Die Aufgabe dieser Methoden ist es, Muster in Datenbeständen zu erkennen. Mit den erkannten Mustern lassen sich häufige Fragestellungen, zum Beispiel der Automobilindustrie, beantworten:

  • Hat die Raumtemperatur Einfluss auf meinen Lack?
  • Wie kann ich regelmäßige, teure Rückrufaktionen in Zukunft vermeiden?

Wer sich eingehend mit den Themen Big Data, Hadoop und Predictive Analytics beschäftigt, wird eher früher als später mit der Programmiersprache Rkonfrontiert sein. R ist eine Programmiersprache zur statistischen Datenanalyse. Diese Sprache wurde 1991 in Neuseeland auf der Grundlage der Programmiersprache S entwickelt. Das Basispaket für R kann man auf der Internetseite von CRAN herunterladen.

Das Besondere an diesem Werkzeug im Vergleich zu ähnlichen Programmen wie SAS, Matlab und SPSS ist, dass R eine freie Programmiersprache ist. Das bedeutet, sie steht für jedermann kostenfrei zur Verfügung – unabhängig davon, ob man es für den Privatgebrauch oder für geschäftliche Zwecke verwenden möchte.

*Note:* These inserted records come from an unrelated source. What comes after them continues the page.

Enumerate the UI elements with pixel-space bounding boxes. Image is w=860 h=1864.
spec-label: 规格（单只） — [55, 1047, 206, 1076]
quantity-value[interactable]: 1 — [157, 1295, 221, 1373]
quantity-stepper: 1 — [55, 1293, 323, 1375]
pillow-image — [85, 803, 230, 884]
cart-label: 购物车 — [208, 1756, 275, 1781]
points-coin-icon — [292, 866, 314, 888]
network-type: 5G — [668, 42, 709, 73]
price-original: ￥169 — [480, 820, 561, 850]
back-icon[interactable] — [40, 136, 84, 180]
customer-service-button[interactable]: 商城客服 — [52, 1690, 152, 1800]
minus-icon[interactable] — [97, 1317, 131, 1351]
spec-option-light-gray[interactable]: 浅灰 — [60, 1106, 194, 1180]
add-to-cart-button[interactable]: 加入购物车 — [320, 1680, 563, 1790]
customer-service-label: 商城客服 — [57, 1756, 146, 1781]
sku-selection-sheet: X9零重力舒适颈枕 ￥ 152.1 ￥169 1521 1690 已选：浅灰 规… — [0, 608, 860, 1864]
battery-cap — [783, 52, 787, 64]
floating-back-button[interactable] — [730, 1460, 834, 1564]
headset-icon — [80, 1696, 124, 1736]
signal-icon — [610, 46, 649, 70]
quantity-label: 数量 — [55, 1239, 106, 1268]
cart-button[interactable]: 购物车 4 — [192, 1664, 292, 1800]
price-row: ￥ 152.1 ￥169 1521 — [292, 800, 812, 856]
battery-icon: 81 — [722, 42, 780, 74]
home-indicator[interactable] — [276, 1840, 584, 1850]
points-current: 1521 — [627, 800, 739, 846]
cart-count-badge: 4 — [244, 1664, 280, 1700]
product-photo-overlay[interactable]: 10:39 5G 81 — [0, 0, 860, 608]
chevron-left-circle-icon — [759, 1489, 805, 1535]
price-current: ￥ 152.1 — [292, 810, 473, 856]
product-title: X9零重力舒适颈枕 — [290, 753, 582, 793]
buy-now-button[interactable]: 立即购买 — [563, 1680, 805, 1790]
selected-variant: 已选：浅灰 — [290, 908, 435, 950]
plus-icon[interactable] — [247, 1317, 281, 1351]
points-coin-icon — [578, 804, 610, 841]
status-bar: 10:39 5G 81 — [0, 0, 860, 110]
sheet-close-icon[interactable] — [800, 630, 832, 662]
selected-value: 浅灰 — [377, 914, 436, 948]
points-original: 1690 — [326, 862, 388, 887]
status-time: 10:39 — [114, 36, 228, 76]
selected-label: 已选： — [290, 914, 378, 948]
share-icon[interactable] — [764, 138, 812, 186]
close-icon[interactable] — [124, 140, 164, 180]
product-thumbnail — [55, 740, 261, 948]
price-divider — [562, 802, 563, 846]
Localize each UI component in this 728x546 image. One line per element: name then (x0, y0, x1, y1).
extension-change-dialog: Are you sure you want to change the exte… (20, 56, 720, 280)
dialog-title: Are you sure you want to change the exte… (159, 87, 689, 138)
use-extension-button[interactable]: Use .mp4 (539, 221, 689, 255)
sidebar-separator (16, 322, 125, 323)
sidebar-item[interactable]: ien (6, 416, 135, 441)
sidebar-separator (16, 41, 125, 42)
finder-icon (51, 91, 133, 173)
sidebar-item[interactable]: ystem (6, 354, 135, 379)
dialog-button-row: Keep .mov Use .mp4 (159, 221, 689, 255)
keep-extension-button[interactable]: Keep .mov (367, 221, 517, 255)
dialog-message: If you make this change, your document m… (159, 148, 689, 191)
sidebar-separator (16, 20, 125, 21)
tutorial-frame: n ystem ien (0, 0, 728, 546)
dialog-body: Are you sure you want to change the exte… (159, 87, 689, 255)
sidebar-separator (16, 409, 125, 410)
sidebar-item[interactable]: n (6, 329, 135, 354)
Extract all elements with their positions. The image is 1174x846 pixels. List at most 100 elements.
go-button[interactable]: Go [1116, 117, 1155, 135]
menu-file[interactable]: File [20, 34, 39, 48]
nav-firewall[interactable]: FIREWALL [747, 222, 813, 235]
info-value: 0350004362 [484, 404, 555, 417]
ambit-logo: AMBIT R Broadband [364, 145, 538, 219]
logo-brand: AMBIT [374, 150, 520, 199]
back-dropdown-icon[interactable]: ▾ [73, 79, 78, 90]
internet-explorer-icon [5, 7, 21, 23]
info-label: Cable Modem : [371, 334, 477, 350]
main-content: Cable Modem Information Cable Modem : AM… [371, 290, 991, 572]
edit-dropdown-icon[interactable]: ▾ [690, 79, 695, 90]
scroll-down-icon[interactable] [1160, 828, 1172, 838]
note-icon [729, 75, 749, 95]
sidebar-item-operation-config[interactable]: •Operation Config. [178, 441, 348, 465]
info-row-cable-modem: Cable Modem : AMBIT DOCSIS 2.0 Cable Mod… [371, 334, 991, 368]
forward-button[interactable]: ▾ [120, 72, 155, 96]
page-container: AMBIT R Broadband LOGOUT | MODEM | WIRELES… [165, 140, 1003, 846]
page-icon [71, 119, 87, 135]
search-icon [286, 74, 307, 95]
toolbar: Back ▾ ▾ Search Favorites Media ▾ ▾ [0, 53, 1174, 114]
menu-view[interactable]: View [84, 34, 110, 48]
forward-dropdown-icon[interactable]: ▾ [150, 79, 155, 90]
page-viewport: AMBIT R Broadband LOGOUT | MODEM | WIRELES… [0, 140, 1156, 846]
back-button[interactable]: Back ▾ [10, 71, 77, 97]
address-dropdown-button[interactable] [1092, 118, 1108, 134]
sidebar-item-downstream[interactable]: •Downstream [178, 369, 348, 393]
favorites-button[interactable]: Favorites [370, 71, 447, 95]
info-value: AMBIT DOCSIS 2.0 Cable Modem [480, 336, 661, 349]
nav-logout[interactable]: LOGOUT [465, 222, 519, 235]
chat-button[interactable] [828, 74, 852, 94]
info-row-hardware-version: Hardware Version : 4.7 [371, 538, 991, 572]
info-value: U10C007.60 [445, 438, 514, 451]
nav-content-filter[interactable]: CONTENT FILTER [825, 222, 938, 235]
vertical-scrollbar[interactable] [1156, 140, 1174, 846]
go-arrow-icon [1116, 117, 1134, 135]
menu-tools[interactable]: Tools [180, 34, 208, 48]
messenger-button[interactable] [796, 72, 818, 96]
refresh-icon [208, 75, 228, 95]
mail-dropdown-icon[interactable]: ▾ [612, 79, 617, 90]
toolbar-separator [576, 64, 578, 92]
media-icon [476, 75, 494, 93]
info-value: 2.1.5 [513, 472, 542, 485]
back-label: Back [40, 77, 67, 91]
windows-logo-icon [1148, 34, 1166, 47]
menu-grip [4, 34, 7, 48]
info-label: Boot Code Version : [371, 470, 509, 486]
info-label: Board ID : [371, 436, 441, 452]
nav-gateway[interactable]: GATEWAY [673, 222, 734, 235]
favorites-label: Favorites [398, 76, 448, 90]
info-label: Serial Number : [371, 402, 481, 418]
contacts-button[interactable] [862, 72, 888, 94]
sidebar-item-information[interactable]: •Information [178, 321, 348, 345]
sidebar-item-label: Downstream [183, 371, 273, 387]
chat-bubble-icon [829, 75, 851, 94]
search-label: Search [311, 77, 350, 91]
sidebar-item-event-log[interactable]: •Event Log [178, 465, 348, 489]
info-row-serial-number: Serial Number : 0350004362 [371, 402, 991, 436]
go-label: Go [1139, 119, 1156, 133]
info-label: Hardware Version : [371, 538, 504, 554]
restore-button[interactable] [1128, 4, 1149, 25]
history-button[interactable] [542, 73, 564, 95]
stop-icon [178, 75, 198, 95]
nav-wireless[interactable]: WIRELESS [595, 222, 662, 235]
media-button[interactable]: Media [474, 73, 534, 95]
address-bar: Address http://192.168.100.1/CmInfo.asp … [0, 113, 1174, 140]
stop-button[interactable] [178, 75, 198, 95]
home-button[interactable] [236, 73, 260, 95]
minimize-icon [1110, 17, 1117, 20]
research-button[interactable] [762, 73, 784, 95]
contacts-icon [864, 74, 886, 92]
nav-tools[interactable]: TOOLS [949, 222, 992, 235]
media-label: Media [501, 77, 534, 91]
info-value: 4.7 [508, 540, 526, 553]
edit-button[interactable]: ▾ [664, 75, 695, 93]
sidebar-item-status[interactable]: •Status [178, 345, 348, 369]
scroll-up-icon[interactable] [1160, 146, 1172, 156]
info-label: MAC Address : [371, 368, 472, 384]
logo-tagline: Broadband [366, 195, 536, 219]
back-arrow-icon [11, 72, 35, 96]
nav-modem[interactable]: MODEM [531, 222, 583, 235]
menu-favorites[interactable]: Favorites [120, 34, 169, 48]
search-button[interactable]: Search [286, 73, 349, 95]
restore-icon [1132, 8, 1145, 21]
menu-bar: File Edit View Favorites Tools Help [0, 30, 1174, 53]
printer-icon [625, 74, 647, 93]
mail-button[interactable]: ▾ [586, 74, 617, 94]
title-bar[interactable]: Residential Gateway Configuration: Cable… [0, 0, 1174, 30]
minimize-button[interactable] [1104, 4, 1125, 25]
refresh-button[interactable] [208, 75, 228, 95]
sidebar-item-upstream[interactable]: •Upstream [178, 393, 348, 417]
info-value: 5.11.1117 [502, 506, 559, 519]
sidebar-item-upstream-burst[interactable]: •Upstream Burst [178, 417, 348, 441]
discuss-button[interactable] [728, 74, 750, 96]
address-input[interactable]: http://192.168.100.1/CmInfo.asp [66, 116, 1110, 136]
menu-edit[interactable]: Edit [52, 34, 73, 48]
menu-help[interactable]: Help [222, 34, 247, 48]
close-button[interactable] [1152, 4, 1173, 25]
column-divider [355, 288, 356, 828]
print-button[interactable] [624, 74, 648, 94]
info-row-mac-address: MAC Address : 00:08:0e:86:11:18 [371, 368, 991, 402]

Weiterhin läuft es auf fast allen standardisierten Plattformen.

So wächst die Bibliothek stetig. Sie besteht aus Paketen, die meist nicht nur Funktionen beinhalten, sondern auch Datensätze mit Beispieldaten, wie im Standardpaket base. Dies ermöglicht eine schnelle und einfache Einarbeitung in die Thematik. Findet man für ein bestimmtes Problem keine passende Funktion, kann man sich auch eigene Funktionen schreiben. Bei der Erstellung von eigenen Funktionen steht einem die sehr aktive und immer größer werdende Gemeinschaft mit Rat und Tat zur Seite (R-help und R-devel). Wenn man möchte, kann man seine fertigen Funktionen der Gemeinschaft zur Verfügung stellen. Ein Risiko von Open Source ist allerdings, dass es keine Garantie für die Richtigkeit der bestehenden Funktionen gibt. Eine kritische Analyse der verwendeten Funktion und deren Ergebnisse ist damit unabdingbar.

R kann verschiedene Datenquelle anbinden: Excel- und Textdateien, ODBC Interface, Database Interface (Oracle, MySQL), SPSS, SAS, Stata und Systat. Für Berechnungen stehen der R Bibliothek verschiedene Pakete zur Verfügung, unter anderem zu den Grundlagen Mathematik, statistische Modelle, statistische Tests, Data Mining. R ermöglicht damit im Gegensatz zu den meisten BI-Tools anspruchsvollere Analysen und Zukunftsprognosen. Die Darstellung der Ergebnisse ist ebenfalls in R möglich, jedoch weitaus weniger ansprechend als die Auswertung mit führenden BI-Tools. Kombiniert man R zum Beispiel mit QlikView, können die Vorzüge des Programms voll ausgeschöpft werden.